PURPA frustrations and due process
As in the April hearing, Tobin insisted on Thursday that ACC staff has misled commissioners, specifically Kennedy, regarding due process at the commission, in order to shift priorities to benefit utilities.
As the sole Democrat on the commission, Kennedy voted to reject Tobin's proposed PURPA amendment in April due to alleged problems with the ACC's due process, and Tobin views her as the deciding vote.
In a letter explaining her vote to originally dissent in April, Kennedy quoted concerns from the ACC chief counsel that the PURPA order could be appealed without due process.
"I object to this 'sixth commissioner' sitting here advocating for a practice... now finding another reason, another purpose for us to further delay this vote," Tobin said during the April hearing.
The proposal sought to set a 15-year minimum for contracts involving qualifying facilities under the Public Utility Regulatory Policy Act (PURPA) as soon as possible, as projects must break ground before the start of 2020 to qualify for credit.

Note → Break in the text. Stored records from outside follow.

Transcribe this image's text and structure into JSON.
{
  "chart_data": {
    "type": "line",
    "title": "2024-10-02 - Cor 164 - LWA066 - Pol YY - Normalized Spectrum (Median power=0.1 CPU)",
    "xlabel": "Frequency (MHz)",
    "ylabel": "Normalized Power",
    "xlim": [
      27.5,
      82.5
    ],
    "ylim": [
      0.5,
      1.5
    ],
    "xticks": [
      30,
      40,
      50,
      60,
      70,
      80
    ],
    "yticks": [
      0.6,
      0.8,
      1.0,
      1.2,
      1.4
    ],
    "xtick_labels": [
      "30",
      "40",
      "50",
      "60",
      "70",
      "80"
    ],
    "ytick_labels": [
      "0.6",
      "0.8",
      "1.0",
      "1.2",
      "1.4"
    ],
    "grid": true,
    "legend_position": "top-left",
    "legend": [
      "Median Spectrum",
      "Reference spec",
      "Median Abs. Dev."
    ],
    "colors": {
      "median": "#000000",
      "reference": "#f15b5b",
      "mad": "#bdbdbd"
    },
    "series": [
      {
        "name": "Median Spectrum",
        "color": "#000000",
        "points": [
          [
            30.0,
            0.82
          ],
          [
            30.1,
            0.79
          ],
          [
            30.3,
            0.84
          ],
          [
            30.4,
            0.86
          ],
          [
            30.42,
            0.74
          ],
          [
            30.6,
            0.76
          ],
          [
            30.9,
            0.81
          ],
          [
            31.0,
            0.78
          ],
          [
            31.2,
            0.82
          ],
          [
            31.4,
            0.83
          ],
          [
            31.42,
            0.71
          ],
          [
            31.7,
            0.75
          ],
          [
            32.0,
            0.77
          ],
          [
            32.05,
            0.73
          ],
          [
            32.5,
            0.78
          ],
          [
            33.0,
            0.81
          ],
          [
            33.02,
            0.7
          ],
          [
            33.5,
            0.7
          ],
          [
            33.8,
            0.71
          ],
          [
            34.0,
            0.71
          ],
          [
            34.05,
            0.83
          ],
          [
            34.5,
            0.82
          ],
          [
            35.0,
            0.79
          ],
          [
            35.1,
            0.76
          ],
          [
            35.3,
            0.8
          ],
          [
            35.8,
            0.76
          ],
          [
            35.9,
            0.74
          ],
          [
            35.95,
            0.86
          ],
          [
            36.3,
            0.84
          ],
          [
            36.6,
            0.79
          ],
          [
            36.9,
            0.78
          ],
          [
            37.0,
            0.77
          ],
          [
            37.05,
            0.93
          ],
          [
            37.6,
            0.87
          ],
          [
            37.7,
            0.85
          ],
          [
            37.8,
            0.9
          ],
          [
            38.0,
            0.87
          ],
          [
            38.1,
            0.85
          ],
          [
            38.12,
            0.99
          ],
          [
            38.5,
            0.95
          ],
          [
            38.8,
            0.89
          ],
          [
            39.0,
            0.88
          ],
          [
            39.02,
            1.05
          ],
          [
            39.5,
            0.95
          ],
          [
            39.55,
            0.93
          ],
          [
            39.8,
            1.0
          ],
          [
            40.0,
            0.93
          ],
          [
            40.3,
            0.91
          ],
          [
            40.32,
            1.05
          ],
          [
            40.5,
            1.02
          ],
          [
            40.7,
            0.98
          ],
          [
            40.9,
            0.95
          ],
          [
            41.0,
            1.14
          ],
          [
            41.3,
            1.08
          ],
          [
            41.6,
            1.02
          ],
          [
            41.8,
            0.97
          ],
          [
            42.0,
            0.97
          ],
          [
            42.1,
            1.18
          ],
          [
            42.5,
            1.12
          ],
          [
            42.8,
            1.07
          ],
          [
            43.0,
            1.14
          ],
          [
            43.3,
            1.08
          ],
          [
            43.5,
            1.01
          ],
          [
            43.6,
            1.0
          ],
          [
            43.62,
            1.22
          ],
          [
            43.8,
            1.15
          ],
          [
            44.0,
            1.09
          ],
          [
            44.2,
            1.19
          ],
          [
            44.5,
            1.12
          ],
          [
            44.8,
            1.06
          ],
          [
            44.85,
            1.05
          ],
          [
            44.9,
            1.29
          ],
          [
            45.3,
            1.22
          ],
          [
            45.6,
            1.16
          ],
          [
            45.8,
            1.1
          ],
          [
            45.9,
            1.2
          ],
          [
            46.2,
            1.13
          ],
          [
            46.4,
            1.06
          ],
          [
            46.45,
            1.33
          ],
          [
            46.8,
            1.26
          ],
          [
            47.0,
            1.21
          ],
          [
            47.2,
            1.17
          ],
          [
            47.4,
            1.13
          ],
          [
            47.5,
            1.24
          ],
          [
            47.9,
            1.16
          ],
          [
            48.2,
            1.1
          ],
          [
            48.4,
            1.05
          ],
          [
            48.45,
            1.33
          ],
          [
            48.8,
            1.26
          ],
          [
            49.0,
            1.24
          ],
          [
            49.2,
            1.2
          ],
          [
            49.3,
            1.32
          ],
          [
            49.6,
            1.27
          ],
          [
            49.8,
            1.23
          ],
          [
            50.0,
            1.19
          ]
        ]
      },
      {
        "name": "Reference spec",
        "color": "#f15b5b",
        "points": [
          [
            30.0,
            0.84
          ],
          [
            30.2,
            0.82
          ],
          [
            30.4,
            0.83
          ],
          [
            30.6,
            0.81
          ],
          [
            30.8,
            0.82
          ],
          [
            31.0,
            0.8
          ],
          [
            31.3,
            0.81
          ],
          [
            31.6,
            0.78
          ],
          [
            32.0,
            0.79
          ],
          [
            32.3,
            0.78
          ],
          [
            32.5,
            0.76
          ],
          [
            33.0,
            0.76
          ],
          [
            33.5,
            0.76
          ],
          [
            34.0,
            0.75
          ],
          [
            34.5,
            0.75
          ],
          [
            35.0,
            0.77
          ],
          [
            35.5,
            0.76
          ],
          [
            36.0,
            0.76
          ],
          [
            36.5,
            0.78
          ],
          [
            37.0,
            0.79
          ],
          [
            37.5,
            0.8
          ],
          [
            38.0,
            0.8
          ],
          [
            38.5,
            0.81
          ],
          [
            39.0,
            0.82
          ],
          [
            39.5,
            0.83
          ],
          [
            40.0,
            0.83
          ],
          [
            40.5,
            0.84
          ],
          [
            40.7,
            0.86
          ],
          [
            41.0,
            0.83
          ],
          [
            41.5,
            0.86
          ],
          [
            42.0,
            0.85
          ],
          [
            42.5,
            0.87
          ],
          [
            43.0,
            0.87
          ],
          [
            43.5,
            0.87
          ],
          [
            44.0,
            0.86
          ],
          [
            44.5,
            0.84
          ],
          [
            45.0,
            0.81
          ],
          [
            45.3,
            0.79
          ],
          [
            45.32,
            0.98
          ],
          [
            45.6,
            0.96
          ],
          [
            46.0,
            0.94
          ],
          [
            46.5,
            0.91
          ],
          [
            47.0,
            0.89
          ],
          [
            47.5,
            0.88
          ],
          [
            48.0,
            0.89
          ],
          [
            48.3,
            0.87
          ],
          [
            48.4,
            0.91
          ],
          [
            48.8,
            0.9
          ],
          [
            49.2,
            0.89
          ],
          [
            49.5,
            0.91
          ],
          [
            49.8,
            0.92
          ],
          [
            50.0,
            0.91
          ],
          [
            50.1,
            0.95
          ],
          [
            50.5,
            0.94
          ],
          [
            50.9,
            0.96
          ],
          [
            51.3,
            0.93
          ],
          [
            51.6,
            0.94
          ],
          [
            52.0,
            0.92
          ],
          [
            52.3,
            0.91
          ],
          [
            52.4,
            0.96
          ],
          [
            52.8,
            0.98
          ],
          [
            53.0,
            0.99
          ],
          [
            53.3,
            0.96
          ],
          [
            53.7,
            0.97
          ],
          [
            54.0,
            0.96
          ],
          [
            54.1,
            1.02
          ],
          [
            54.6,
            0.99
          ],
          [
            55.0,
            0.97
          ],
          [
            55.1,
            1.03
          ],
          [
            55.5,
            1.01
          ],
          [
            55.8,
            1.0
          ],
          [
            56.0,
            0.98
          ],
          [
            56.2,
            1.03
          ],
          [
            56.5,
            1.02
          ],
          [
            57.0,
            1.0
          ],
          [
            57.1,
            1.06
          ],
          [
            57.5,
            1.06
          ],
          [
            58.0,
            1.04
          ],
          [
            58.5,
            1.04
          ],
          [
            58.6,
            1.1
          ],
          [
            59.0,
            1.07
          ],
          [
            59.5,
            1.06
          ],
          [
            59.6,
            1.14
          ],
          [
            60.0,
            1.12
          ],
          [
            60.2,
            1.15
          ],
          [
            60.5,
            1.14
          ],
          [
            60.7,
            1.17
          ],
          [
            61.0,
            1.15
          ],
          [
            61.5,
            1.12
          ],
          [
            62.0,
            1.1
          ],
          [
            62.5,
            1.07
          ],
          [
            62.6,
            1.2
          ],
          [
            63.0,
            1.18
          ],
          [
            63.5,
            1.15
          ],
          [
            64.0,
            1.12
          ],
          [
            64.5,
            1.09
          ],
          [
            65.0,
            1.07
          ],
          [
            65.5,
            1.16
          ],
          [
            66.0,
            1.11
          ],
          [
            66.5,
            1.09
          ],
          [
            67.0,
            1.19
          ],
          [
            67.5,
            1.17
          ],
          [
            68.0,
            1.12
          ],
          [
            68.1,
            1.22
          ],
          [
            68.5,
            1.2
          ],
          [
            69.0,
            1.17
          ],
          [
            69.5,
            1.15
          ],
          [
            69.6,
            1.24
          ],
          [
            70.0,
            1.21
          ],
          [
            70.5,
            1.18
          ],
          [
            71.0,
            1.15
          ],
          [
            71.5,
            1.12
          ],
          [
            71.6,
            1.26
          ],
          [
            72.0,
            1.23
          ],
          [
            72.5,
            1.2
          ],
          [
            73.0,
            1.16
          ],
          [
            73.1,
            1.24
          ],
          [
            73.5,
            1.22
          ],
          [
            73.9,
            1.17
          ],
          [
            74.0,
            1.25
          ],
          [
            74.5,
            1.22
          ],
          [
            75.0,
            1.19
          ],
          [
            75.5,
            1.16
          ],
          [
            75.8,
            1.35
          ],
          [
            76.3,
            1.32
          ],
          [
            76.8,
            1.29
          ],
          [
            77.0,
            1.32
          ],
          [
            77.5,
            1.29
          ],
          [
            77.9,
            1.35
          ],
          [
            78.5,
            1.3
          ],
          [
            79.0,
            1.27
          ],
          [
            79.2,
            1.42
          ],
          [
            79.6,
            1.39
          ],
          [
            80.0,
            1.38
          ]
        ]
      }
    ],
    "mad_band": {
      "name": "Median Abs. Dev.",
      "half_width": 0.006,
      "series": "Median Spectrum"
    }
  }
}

During the May meeting, the remaining four commissioners advanced the PURPA hearing to August — staff had advised waiting until November at the April meeting, due to available bandwidth on other projects.
In November, the ACC will also have a hearing with Arizona Public Service, UNS Electric and Tucson Electric Power, which are seeking to establish a two-year maximum for contracts involving solar facilities over 100 kW. The prospect of such a short power purchase agreement is unattractive to developers.